И – вниз с кафедры, прочь, вон из класса, скуластый, коренастый, с распатланными метельными волосами, сгусток пустынного, пророчьего огня, Иоанн Креститель русского слова, – а за ним – катящимся горохом – куча мала потрясённых студентов, каждый из которых себя гением мнит уж никак Пушкина не ниже: «Михал Палыч!.. Михал Палыч!.. Вы – гений!.. Нам – кажется – что – вы – Пушкина – живьем!.. – знали…»

А он, остановяся, смеясь раскосыми ханскими глазами, добро улыбаясь, вдругорядь зычно сморкаясь в знаменитый фуляр:

– Поскольку я родился в тысяча девятьсот четырнадцатом году, я, милашечки, помню заседание Царской Государственной Думы!..

Кто придумал про него эти строчки, перефразировав Пушкина:

Старик Ерёмин нас заметил И, в гроб сходя, благословил…

Нет, в гроб он не собирался! Никогда не собирался! Только истово, часами, вставши рано, молился по утрам перед родовыми иконами прабабушки моей Насти. «Милашечка, всё молюсь, чтобы мне, не смейся, умереть во сне. Лечь ввечеру – и уснуть. Навек. То-то благодать! Но такое успение, видать, лишь святым положено. А какой из меня святой? Никакой. То-то и оно. Знаешь такие стихи: лёгкой жизни я просил у Бога – лёгкой смерти надо бы просить?.. Иван Тхоржевский. И ведь забыт!.. забыт!.. а только эти строчки и помнят. Да напиши ты хоть горы стихов, воздвигни хоть башни Вавилонские летучих рифм! А из тебя люди запомнят не цветистую кудрявую витиеватость, не громады созвучий, не материки слов, а лишь самое простое, слёзное и насущное».

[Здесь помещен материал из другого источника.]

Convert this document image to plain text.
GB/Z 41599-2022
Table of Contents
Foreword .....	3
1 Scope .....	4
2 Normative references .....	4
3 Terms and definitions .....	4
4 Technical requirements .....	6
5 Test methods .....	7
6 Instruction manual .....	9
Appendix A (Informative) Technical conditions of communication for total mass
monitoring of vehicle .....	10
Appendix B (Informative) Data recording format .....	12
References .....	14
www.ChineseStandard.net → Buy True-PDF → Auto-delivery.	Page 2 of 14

Профессора из Англии, пушкиноведы из Франции, университетские боссы из Принстона и Лос-Анджелеса роями кружатся и жужжат вокруг него, в надежде, что отломит им он от своего тайного пушкинского пирога хоть кроху, хоть кусочек, – а он в пост встаёт рано, едет в Измайлово или Елохов к заутрене, и рыбу, любимую рыбку свою, ест по православным предписаниям, во дни, когда сие разрешено, – к примеру, в Благовещение, – тонко, тонко отрезает кусочек от копчёного рыбьего брёвнышка, вспоминая родную Волгу, поминая её, матушку, широкую, любимую, в ожерельях «беляков», с серо-жёлтой холодной водичкой, и то, как на самарских пляжах грелся пацаном под белым безумным солнцем на белом кварцевом песке, и то, как с ночевой уходил с отцом, нашим прадедом Павлом, в Жигули за стерлядкой, за язями, как вялили язей потом, из тузлука вынимая и развешивая меж осокорей на крепких бечевах, как потрошили щук, вынимая из брюх топазовые горы икры, – пройдя огни и воды великой и жалкой земной жизни, он узрел Бога воочию, он видел Бога и говорил с Ним, как апостол Павел, – и так же, как апостол, имя коего носил его отец и носит теперь его сын, он готов повторять без устали – и в празднично-пыльном свете солнечной литературной кафедры, и в медовой, тёплой, поцелованной сотнею свечей, живой тьме родного храма:

«Если я говорю языками человеческими и Ангельскими, а любви не имею, то я – медь звенящая или кимвал бряцающий.

Если имею дар пророчества, и знаю все тайны, и имею всякое познание и всю веру, так что могу и горы переставлять, а не имею любви, – то я ничто.

И если я раздам все имение моё и отдам тело моё на сожжение, а любви не имею, – нет мне в том никакой пользы.

Любовь долготерпит, милосердствует, не гордится, не ищет своего… не радуется неправде, а сорадуется истине…»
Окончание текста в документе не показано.